Maemunah juga mengaku, pembayaran pembebasan lahan miliknya yang telah dipotong oleh oknum J dan OY tersebut  nilainya sebesar Rp15 juta, Kata dia, saat melakukan aksinya mereka menggunakan modus dengan berpura-pura pembebasan tanah miliknya merupakan hasil jerih payah perjuangan J dan OY.

“Akhirnya saya menyerahkan uang Rp15  juta walau awalnya oknum tersebut meminta Rp20 juta,” jelasnya.

Disisi lain, Ketua Lembaga Swadaya Masyarakat (LSM) Dinamika Rakyat Kabupaten Lebak, Mastur menyayangkan atas tindakan Pungutan Liar (Pungli) yang dilakukan oknum aparat Desa.

Mastur berjanji, secara kelembagaan akan segera berkirim surat kepada Aparat Penegak Hukum (APH) sebagai laporan dugaan (Lapdu).

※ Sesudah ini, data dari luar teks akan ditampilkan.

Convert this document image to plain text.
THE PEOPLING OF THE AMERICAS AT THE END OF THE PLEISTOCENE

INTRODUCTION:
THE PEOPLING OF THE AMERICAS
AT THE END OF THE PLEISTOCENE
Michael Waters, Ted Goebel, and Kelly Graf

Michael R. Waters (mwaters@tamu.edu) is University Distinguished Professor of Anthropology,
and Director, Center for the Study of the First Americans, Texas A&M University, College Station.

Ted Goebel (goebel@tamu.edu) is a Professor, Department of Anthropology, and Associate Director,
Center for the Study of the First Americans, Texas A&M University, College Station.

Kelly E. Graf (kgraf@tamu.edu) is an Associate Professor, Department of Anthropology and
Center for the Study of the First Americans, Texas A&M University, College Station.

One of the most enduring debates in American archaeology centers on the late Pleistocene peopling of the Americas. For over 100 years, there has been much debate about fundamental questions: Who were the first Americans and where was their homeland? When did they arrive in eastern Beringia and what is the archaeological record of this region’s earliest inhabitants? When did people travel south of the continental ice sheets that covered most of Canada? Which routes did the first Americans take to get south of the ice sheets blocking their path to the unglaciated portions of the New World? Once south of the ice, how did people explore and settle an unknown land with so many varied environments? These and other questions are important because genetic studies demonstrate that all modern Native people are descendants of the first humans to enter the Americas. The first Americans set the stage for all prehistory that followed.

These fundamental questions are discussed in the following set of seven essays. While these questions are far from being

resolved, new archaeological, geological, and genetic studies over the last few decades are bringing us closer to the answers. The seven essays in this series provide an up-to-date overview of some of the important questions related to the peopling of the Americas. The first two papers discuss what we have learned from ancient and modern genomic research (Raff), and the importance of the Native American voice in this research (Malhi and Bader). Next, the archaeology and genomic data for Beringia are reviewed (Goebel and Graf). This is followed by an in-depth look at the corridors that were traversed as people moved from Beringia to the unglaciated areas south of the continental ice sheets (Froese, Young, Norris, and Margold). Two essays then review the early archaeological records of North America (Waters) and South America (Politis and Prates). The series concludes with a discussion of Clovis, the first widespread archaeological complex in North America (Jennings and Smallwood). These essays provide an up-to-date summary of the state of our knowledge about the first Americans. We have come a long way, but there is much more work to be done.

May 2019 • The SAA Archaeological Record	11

“Guna ditindaklanjuti sesuai hukum yang berlaku,” tegasnya.

Sementara itu, oknum J ketika dihubungi Via WhatsApp menyangkal keterlibatanya dalam pembebasan lahan milik Maemunah tersebut.

“Duka abang saya mah teu tau (saya tidak tahu Bang),” kilahnya.

Terpisah, Kepala Desa Muncangkopong, Pepen ditemui dirumahnya, dengan tegas mengatakan bahwa dirinya tidak tahu menahu tentang pembebasan tanah milik Maemunah, sebab kejadiannya jauh sebelum dirinya menjadi Kepala Desa.

“Itu kan di tahun 2018, yang saat itu Kadesnya dijabat oleh (alm) Ayahanda,” katanya.

Sebelum berita ini di muat awak media masih mencoba mengkonfirmasi pihak-pihak terkait.